Personal information
- Full name: Marc Bombardó Poyato
- Date of birth: 23 November 2005 (age 20)
- Place of birth: Cerdanyola del Vallès, Spain
- Height: 1.82 m (6 ft 0 in)
- Position: Centre-back

Team information
- Current team: Andorra
- Number: 5

Youth career
- 2010–2013: Sant Quirze
- 2013–2018: Barcelona
- 2018–2020: Espanyol
- 2020–2024: Gimnàstic Manresa

Senior career*
- Years: Team / Apps / (Gls)
- 2022–: Andorra / 40 / (1)

International career^{‡}
- 2025–: Catalonia / 1 / (0)

= Marc Bombardó =

Spanish footballer

Marc Bombardó Poyato (born 23 November 2005), sometimes known as Bomba, is a Spanish professional footballer who plays for club FC Andorra. Mainly a centre-back, he can also play as a right-back.

==Career==
Born in Cerdanyola del Vallès, Barcelona, Catalonia, Bombardó joined FC Barcelona's La Masia in 2013, from FC Sant Quirze; initially a goalkeeper, he was later moved to midfield before becoming a centre-back at Barça. He left the side in 2018 to join RCD Espanyol, but moved to FC Andorra in 2020 and was assigned to affiliate team Club Gimnàstic de Manresa.

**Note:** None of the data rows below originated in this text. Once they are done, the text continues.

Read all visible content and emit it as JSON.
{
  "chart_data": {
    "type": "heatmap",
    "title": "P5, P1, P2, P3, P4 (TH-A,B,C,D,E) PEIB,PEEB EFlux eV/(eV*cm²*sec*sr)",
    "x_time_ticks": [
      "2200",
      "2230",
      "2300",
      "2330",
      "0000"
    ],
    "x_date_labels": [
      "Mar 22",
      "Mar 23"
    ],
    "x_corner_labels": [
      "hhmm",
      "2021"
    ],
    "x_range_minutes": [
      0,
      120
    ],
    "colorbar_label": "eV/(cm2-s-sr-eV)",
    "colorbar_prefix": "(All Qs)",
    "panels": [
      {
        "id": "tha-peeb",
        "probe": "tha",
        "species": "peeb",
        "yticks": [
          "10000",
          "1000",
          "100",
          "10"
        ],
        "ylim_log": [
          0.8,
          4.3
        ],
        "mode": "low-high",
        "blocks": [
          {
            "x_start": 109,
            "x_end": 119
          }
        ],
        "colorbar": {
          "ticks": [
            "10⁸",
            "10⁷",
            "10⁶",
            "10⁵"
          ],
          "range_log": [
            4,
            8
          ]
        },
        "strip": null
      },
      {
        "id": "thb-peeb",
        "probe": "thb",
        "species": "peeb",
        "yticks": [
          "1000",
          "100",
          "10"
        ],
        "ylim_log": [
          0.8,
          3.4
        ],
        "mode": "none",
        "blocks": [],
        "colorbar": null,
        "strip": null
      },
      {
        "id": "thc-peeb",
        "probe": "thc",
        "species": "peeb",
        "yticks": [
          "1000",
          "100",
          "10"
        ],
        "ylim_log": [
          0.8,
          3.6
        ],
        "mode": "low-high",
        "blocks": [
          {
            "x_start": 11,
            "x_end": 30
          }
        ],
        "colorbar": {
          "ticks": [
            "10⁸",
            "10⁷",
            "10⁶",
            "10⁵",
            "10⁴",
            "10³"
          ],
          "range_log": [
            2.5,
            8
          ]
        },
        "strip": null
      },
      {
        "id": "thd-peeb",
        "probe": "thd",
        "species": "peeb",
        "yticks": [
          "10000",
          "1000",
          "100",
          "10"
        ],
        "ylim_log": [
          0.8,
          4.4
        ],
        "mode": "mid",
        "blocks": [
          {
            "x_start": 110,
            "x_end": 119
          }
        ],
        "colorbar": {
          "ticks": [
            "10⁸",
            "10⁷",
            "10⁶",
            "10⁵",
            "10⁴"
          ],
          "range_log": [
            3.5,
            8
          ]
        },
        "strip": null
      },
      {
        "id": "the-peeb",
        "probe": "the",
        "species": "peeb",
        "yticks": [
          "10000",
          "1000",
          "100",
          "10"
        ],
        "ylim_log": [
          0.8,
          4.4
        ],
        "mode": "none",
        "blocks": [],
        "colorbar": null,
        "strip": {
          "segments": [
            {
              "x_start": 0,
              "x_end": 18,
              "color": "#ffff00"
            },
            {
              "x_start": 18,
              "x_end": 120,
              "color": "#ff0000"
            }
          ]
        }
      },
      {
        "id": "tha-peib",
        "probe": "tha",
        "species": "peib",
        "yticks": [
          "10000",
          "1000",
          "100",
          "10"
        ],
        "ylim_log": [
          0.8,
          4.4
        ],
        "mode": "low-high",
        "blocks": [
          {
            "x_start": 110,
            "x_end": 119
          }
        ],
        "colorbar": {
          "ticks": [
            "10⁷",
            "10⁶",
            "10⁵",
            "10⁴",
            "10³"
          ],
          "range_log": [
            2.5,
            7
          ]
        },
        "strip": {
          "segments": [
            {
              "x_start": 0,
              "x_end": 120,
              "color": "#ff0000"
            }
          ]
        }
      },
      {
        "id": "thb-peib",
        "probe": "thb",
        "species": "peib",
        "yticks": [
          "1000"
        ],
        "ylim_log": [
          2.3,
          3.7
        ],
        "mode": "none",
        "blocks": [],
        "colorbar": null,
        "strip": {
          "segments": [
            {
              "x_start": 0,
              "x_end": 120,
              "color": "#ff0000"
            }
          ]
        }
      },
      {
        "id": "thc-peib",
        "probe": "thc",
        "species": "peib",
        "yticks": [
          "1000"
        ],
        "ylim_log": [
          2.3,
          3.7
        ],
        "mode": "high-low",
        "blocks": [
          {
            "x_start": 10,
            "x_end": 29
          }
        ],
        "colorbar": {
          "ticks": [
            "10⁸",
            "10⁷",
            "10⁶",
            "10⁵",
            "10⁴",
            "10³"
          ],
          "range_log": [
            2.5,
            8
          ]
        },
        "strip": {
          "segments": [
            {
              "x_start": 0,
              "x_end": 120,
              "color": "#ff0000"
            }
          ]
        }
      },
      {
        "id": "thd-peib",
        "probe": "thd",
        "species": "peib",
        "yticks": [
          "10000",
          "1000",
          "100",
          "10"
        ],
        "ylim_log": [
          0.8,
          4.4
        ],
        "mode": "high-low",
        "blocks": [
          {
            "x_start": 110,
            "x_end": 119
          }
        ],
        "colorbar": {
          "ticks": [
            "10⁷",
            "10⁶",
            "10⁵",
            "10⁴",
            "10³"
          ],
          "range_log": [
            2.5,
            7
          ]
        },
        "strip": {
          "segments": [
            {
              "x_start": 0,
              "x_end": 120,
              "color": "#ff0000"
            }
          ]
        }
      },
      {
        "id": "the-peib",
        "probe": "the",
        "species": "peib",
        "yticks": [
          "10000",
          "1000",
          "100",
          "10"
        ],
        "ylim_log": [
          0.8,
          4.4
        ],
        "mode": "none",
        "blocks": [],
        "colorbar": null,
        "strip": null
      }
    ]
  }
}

On 22 September 2022, Bombardó renewed his contract with Andorra until 2025. He started to become a part of the first team in the 2022–23 season, but only featured in Copa Catalunya matches.

On 21 July 2024, Bombardó was definitely promoted to the first team of Andorra, now in Primera Federación. Initially a backup to Diego Alende, Pablo Trigueros and César Morgado, he became a first-choice after the arrival of Beto Company as manager, and contributed with one goal in 26 appearances overall during the campaign as the club achieved promotion to Segunda División.

On 28 June 2025, Bombardó further extended his link with the Tricolors until 2027. He made his professional debut on 17 August, starting in a 1–1 away draw against UD Las Palmas.

==International career==
Bombardó debuted with the Catalonia team in a friendly 2–1 win over Palestine on 18 November 2025.